Pour sauver sa raffinerie de Lévis, Ultramar ne peut pas attendre d'avoir accès à du pétrole canadien moins cher que celui qu'elle importe actuellement d'outre-mer. L'entreprise commencera à approvisionner ses installations québécoises en pétrole venu du Texas, qui est beaucoup moins cher malgré la distance à parcourir.

C'est une première, a expliqué hier le porte-parole d'Ultramar, Michel Martin. La raffinerie de Lévis devrait accueillir dans les prochaines semaines un premier cargo de pétrole tiré du gisement Eagle Ford au Texas.

Si ce brut est compatible avec les installations québécoises, l'expérience pourrait être renouvelée en attendant l'inversion du pipeline d'Enbridge qui acheminera à Montréal le pétrole de l'Ouest.

L'écart de prix entre les deux catégories de brut, qui tourne autour de 20$US, désavantage les raffineries de l'est du continent, dont plusieurs ont fermé. Au Québec, les deux seules raffineries encore en activité appuient fortement le projet d'Enbridge.

C'est une question de survie, selon le porte-parole d'Ultramar. «Les raffineries de l'Ontario ont déjà accès à du pétrole canadien, précise Michel Martin. Ça va être dangereux pour nous. On ne peut pas attendre», dit-il.

Le projet d'Enbridge, qui se heurte à l'opposition des environnementalistes au Québec, ne se réalisera pas avant le milieu de 2014, selon toute vraisemblance. L'importation de pétrole américain, même s'il est plus cher que le pétrole canadien tiré des sables bitumineux, permettra à Ultramar d'améliorer sa rentabilité dans l'intervalle.

La raffinerie de Lévis peut traiter 230 000 barils de brut par jour.
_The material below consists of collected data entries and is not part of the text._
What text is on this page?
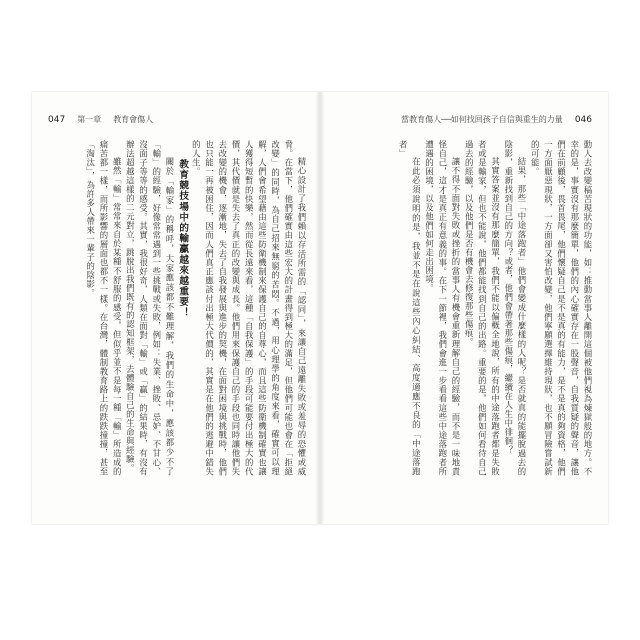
047 第一章 教育會傷人

精心設計了我們賴以存活所需的「認同」，來讓自己遠離失敗或羞辱的恐懼或威脅。在當下，他們確實由這些宏大的計畫得到極大的滿足，但他們可能也會在「拒絕改變」的同時，為自己招來無窮的苦悶。不過，用心理學的角度來看，確實可以理解，人們會希望藉由這些防衛機制來保護自己的自尊心，而且這些防衛機制確實也讓人獲得短暫的快樂，然而從長遠來看，這種「自我保護」的手段可能要付出極大的代價，其代價就是失去了真正的改變與成長。他們用來保護自己的手段也同時讓他們失去改變的機會，逐漸地，失去了自我發展與進步的契機，在面對困境與挑戰時，他們也只能一再被困住，因而人們真正應該付出極大代價的，其實是在他們的逃避中錯失的人生。

教育競技場中的輸贏越來越重要！

關於「輸家」的稱呼，大家應該都不難理解，我們的生命中，應該都少不了「輸」的經驗，好像常常遇到一些挑戰或失敗，例如：失業、挫敗、忌妒、不甘心、沒面子等等的感受。其實，我很好奇，人類在面對「輸」或「贏」的結果時，有沒有辦法超越這樣的二元對立，跳脫出我們既有的認知框架，去體驗自己的生命與經驗。

雖然「輸」常常來自於某種不舒服的感受，但似乎並不是每一種「輸」所造成的痛苦都一樣，而所影響的層面也都不一樣。在台灣，體制教育路上的跌跌撞撞，甚至「淘汰」，為許多人帶來一輩子的陰影。

當教育傷人──如何找回孩子自信與重生的力量 046

動人去改變稿苦現狀的功能，如：推動當事人離開這個被他們視為煉獄般的地方。不幸的是，事實沒有那麼簡單，他們的內心確實存在一股聲音，自我質疑的聲音，讓他們在前顧後，畏首畏尾，他們懷疑自己是不是真的有能力，是不是真的夠資格，他們一方面厭惡現狀，一方面卻又害怕改變，他們寧願選擇維持現狀，也不願冒險嘗試新的可能。

結果，那些「中途落跑者」他們會變成什麼樣的人呢？是否就真的能擺脫過去的陰影，重新找到自己的方向？或者，他們會帶著那些傷痕，繼續在人生中徘徊？

其實答案並沒有那麼簡單，我們不能以偏概全地說，所有的中途落跑者都是失敗者或是輸家，但也不能說，他們都能找到自己的出路。重要的是，他們如何看待自己過去的經驗，以及他們是否有機會去修復那些傷痕。

讓不得不面對失敗或挫折的當事人有機會重新理解自己的經驗，而不是一味地責怪自己，這才是真正有意義的事。在下一節裡，我們會進一步看看這些中途落跑者所遭遇的困境，以及他們如何走出困境。

在此必須說明的是，我並不是在說這些內心糾結、高度適應不良的「中途落跑者」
Ultramar souhaite avoir accès au plus grand volume de pétrole canadien possible. En plus de l'inversion du pipeline d'Enbridge, l'entreprise s'intéresse au projet de TransCanada qui veut remplacer le gaz naturel par du pétrole dans une de ses conduites qui aboutit à Montréal. «Toutes les alternatives nous intéressent», a confirmé son porte-parole.

Hier, le brut canadien valait 71,79$US le baril, comparativement à 92,56$US pour le pétrole américain et à 109,65$US pour le Brent européen qui approvisionne actuellement les raffineries de Montréal.

Permis spécial

Valero, la société américaine propriétaire d'Ultramar, a dû obtenir un permis du gouvernement des États-Unis pour pouvoir exporter du pétrole du Texas vers le Canada, parce que le pétrole est considéré comme une ressource stratégique et son commerce est contrôlé.

Le pétrole du gisement d'Eagle Ford, produit avec les nouvelles techniques de fracturation, traversera le golfe du Mexique et remontera la côte atlantique, puis le golfe du Saint-Laurent jusqu'à Lévis. C'est un long voyage, mais la raffinerie de Lévis traite du pétrole qui vient parfois d'aussi loin que le Kazakhstan ou l'Angola.